I have had to pretend to be an abusive SOB before when the rat wouldn't be given to a regular person. One of them wanted to make sure the girl was fed to a snake because she bit him and he wanted her to die.


----------



## Kinsey (Jun 14, 2009)

People like that are awful. @lilspaz, yikes, but awesome to take her. No animal deserves to die for biting, and I'm sure the kid deserved it. Heck, my darling guy has bitten me before when he was maturing (short period of agression, lasted around 2 weeks, long passed) and he is the sweetest thing I've ever seen. People just don't understand rats.


----------



## stephaniechung (Mar 9, 2010)

Yea, I rescued 3 rats that were kept in the backyard, in cages questionably big enough for one rat, let alone 3. Litter was basically shredded paper with poop and urine everywhere. They took out the house for the 3 rats to sleep in so that they could "get them easier". Outside, no house to keep warm in, and overcrowded? Right...
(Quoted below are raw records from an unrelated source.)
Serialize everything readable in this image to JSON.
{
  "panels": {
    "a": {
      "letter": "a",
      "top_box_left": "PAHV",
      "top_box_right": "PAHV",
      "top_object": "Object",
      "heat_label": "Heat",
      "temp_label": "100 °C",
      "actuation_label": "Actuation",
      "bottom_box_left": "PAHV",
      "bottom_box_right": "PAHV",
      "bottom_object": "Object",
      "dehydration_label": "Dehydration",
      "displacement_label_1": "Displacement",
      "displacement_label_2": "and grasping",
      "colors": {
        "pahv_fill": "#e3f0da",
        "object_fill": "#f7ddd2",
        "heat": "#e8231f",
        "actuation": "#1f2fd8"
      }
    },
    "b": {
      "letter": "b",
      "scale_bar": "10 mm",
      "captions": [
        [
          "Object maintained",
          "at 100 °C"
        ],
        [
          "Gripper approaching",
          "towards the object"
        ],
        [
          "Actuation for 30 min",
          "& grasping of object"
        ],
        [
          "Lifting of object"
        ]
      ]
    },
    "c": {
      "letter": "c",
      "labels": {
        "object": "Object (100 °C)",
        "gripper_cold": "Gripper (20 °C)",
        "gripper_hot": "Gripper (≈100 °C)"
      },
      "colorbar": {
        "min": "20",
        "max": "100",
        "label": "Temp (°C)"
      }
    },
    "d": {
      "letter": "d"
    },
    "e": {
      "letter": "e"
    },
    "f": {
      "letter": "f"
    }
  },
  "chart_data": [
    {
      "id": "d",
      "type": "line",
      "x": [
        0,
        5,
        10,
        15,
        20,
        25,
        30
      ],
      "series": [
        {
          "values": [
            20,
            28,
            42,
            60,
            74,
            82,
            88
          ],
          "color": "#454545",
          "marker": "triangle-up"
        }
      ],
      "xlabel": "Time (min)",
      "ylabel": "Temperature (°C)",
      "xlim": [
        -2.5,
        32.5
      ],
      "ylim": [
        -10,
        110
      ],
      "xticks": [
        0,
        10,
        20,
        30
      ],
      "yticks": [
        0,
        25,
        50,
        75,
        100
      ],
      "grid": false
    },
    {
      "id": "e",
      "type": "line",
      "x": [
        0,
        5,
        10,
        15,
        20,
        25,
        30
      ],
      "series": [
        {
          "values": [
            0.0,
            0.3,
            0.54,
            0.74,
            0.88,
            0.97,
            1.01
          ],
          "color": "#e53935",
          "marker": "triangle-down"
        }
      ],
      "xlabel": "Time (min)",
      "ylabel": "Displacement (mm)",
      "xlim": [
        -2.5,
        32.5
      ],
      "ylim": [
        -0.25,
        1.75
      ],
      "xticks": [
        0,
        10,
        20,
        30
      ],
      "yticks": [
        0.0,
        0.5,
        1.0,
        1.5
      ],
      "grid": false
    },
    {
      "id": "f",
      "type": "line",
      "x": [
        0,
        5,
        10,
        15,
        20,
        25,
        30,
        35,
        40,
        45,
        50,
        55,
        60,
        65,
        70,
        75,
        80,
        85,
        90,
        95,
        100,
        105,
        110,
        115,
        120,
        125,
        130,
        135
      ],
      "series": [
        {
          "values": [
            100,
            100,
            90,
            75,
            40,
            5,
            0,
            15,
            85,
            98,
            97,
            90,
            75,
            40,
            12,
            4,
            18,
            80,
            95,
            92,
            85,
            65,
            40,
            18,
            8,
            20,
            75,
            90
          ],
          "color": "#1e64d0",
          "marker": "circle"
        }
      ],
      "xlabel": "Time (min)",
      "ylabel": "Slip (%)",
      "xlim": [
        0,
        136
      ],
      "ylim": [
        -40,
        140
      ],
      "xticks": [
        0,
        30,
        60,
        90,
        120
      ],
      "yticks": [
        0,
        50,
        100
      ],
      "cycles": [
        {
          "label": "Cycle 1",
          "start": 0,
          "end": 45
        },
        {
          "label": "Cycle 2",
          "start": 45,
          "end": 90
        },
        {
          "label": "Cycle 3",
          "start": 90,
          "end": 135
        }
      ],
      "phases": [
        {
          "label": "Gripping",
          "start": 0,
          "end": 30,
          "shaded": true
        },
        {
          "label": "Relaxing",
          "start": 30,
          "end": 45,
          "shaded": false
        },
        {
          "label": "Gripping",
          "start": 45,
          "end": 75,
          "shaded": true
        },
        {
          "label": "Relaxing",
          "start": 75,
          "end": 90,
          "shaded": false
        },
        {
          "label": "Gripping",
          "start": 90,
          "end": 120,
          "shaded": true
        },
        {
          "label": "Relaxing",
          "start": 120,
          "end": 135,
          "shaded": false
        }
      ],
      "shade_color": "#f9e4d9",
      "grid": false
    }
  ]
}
The boy was like, "Yea that black one bites..." and when I went to go pick him up, the rat just looked at my hand and let me pick him up. No problem at all. The boy was like "I guess he just doesn't like me. I have 2 other baby rats that are just fine.."

2 other baby rats that were in hamster cages.


----------



## Kinsey (Jun 14, 2009)

Ugh, that sounds terrible. When I first got Romeo and he was tinytinytiny, he lived in a hamster cage. In around a week and a half he had a new cage, and then not long after, a larger new cage, and then just after I got snitch, a huge mansion of a cage, large enough for 5 rats. xD and still time out with me daily. 

People like that.... -gets a baseball bat-


----------



## lilangel (Mar 26, 2009)

Oh my i so hate seeing ads like that  I have never really had to do thee "im a snake owner" thing but i remember with Girly & monkey i did have quite a hard time getting them for days; and they were only a week old  with no mother to feed them i was just glad they finally gave them to me.

I sure hope they did not let her go outside; why at first try to find a home for her? dumb people......


----------